Parti, Medi, Elamiti e abitanti della Mesopotamia, della Giudea, della Cappadocia, del Ponto e dell'Asia,

Parti... In questo e nei due versi seguenti abbiamo probabilmente il riempimento dello storico della questione della moltitudine stupita. Poiché si osserverà che le diverse nazionalità, le cui lingue furono parlate da quei rozzi Galilei, sono enumerate in un certo ordine geografico tortuoso. A cominciare dai Parti, i più a nord-est, un tempo la nazione più potente d'Oriente, l'elenco passa al

Medi - a ovest di loro; da loro va al

Elamiti - qui significa persiani; dopo di loro abbiamo il

Abitanti in Mesopotamia - che giace (come importa il nome) tra il Tigri e l'Eufrate. La classe successiva ha causato qualche difficoltà: e in Giudea. Poiché nessuno potrebbe essere "stupito" dal fatto che la lingua della Giudea sia parlata nella stessa Giudea, e la connessione geografica tra la Giudea e i paesi menzionati immediatamente prima e dopo non è molto stretta, alcuni leggerebbero "in Idumea, o "Lidia", o 'India.

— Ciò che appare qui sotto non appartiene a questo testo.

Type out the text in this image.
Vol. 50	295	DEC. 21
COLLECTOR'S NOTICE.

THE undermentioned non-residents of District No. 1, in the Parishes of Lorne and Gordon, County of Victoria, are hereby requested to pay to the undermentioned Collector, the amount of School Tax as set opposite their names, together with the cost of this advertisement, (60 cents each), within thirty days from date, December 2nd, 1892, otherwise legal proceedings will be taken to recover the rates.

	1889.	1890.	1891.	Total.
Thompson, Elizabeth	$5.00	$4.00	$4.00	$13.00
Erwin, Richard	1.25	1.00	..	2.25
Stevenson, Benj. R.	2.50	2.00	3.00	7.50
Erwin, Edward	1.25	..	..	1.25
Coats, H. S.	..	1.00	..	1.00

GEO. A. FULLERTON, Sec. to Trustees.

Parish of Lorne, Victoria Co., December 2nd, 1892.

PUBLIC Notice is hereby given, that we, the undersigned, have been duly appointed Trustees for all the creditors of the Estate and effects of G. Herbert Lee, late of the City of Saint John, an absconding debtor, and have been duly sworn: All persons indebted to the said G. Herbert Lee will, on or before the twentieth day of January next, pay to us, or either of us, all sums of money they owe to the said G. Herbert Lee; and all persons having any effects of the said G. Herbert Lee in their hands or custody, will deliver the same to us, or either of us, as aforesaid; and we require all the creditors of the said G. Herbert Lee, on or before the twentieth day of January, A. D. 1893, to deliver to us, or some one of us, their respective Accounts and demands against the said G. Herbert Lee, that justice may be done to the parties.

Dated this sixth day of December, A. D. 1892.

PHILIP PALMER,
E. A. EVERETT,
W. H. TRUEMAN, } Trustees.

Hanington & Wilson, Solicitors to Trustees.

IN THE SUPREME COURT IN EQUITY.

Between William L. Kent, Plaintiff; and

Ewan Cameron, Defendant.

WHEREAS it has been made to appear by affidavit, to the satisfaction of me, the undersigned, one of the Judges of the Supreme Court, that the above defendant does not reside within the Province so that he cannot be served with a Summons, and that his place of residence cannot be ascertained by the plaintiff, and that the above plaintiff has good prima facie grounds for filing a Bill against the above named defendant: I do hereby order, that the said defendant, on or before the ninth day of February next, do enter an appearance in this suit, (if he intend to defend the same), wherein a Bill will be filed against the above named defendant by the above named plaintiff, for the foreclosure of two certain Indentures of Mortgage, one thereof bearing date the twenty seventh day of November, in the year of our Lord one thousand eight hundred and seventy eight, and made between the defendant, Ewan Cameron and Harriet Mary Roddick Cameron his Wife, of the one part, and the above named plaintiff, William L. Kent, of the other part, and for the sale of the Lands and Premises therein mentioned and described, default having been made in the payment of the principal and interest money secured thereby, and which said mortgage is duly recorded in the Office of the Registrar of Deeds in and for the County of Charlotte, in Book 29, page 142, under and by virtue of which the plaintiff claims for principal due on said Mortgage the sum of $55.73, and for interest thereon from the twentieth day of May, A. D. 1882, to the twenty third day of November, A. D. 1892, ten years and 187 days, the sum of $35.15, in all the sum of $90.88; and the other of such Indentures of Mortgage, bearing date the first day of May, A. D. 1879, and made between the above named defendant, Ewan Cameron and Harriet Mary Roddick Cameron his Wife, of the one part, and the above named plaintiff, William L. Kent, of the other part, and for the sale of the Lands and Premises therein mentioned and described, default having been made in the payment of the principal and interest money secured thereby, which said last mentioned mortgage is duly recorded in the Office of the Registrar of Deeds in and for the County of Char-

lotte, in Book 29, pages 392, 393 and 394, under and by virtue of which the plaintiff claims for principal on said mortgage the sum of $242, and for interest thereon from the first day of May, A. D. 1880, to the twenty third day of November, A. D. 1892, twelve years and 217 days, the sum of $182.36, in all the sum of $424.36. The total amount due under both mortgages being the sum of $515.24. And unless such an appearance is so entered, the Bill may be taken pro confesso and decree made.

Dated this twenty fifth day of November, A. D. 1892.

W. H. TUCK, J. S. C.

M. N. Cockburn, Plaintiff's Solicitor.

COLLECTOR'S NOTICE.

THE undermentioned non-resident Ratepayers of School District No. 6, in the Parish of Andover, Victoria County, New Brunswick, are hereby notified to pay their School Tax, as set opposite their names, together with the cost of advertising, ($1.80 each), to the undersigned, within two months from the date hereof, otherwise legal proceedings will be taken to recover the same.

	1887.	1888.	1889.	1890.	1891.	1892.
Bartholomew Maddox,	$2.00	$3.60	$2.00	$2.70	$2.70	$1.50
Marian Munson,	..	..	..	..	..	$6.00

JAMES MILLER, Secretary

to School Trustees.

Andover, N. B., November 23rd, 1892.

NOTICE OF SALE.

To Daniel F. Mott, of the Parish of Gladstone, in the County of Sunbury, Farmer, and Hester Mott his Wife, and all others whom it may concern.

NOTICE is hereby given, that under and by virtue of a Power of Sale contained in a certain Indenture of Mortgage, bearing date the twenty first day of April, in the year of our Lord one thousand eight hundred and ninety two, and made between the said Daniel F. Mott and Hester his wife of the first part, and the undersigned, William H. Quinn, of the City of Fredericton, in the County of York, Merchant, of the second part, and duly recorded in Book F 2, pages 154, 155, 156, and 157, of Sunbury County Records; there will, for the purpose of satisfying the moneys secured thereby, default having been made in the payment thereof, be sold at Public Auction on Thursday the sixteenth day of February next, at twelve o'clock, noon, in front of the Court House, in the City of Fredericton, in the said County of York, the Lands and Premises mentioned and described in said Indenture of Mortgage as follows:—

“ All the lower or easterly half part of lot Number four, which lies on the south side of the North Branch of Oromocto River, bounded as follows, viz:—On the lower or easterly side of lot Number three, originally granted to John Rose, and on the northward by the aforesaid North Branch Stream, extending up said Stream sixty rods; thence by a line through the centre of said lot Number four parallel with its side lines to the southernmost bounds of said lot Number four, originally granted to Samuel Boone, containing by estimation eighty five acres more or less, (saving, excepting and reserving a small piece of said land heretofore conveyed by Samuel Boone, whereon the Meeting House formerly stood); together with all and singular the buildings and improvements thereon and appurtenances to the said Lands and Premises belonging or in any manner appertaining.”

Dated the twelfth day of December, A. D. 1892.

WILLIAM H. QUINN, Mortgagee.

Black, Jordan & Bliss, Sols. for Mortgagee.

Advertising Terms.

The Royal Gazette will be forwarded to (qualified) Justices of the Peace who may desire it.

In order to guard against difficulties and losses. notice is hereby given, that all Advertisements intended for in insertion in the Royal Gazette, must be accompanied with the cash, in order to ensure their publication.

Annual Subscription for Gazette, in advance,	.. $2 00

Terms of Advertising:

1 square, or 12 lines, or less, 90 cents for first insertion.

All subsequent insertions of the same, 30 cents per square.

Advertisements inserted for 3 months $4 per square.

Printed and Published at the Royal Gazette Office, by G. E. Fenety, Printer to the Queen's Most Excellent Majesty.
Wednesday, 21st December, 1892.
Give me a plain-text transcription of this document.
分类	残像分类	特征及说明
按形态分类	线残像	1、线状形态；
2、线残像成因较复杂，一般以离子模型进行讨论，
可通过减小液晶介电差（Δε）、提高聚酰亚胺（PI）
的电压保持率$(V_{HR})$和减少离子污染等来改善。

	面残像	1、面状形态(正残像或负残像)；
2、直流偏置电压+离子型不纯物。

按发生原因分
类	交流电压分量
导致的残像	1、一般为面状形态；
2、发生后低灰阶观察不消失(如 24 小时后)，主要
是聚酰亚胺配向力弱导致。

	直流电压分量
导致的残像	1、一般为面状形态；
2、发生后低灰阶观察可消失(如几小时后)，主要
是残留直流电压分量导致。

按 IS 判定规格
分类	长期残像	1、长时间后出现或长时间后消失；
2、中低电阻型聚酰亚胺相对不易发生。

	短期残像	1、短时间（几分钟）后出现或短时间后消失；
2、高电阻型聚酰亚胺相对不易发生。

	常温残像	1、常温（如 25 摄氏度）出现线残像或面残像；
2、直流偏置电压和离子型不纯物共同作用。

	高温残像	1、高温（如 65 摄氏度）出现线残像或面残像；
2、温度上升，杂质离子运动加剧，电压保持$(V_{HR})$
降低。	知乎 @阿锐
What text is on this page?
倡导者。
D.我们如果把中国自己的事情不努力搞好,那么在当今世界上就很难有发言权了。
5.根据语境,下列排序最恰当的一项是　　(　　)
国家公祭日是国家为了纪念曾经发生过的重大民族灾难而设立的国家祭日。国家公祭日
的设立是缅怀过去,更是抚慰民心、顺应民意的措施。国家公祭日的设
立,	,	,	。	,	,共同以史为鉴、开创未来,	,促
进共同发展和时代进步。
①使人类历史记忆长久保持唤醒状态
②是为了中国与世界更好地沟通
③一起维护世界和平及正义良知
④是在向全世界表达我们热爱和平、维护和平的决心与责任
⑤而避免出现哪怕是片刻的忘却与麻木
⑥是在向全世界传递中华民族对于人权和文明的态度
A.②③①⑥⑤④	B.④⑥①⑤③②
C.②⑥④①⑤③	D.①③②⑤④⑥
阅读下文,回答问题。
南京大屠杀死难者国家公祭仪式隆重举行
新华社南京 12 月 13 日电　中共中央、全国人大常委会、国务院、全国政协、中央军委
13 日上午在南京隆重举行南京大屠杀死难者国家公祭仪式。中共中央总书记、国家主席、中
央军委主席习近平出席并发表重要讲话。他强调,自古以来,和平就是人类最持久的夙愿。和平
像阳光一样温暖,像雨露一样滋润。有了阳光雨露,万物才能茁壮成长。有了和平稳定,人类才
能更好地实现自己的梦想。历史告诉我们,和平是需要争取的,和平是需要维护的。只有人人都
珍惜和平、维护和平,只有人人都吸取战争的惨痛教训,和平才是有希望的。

Ma poiché "Giudea" è la lettura di tutti i manoscritti e le versioni, non si deve permettere che le congetture la disturbino. L'idea di Bengel e Meyer, che qui ci si riferisca al dialetto ebraico come a qualcosa di estraneo a questi galilei, è evidentemente una spiegazione scadente. Quello di Olshausen è almeno migliore - che lo storico che scrive da Roma, avesse in vista la posizione dei suoi lettori romani, ai quali l'omissione della stessa lingua della Giudea sarebbe stata inspiegabile, poiché era suo scopo mostrare quante lingue diverse fossero parlato da questi galilei ignoranti.

E Cappadocia, nel Ponto. Dopo essere giunto a sud in Giudea, lo storico nella sua lista ora sale in "Cappadocia", in Asia Minore, e più a nord fino a "Pontus", sebbene a sud-est del Mar Nero.

E l'Asia - cioè l' Asia proconsolare o romana, quel piccolo lembo dell'Asia Minore la cui sponda occidentale è bagnata dal Mar Egeo, e quasi corrispondente alla Ionia, la cui capitale era Efeso.